Blocking out, turning a blind eye, shutting off, not wanting to know,
wearing blinkers, seeing what we want to see ... these are all
expressions of 'denial'. Alcoholics who refuse to recognize their
condition, people who brush aside suspicions of their partner's
infidelity, the wife who doesn't notice that her husband is abusing
their daughter - are supposedly 'in denial'. Governments deny their
responsibility for atrocities, and plan them to achieve 'maximum
deniability'. Truth Commissions try to overcome the suppression and
denial of past horrors. Bystander nations deny their responsibility to
intervene.
Do these phenomena have anything in common? When we deny, are we aware
of what we are doing or is this an unconscious defence mechanism to
protect us from unwelcome truths? Can there be cultures of denial? How
do organizations like Amnesty and Oxfam try to overcome the public's
apparent indifference to distant suffering and cruelty? Is denial always
so bad - or do we need positive illusions to retain our sanity?

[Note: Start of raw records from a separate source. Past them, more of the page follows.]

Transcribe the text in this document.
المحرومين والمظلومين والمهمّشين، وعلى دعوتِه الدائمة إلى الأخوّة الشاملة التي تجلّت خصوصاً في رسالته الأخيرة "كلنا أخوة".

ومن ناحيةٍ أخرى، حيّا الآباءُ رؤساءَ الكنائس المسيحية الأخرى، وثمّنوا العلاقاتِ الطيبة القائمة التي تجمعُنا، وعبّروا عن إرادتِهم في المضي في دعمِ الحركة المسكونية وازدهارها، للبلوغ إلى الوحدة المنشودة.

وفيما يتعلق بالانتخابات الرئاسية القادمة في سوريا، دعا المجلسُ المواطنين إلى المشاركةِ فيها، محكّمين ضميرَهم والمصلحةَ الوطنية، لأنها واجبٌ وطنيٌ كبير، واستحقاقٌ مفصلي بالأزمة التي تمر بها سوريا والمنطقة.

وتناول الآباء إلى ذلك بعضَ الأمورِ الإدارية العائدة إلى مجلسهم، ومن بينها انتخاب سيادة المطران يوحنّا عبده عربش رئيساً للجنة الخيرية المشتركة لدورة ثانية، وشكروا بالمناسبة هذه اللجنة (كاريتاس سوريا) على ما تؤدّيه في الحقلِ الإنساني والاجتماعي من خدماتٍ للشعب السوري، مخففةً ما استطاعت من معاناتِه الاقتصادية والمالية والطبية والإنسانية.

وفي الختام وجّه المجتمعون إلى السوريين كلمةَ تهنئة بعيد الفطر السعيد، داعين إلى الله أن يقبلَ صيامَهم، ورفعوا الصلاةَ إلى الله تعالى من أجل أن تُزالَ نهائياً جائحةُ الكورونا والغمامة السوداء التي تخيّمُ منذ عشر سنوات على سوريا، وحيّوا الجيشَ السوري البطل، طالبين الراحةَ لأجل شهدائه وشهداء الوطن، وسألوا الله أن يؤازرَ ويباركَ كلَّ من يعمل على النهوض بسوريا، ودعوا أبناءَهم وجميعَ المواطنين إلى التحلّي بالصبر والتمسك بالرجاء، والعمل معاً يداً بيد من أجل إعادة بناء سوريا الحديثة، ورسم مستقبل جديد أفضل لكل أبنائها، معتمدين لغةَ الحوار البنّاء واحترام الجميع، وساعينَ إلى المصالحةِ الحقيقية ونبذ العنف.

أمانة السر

States of Denial is the first comprehensive study of both the personal
and political ways in which uncomfortable realities are avoided and
evaded. It ranges from clinical studies of depression, to media images
of suffering, to explanations of the 'passive bystander' and 'compassion
fatigue'. The book shows how organized atrocities - the Holocaust and
other genocides, torture, and political massacres - are denied by
perpetrators and by bystanders, those who stand by and do nothing.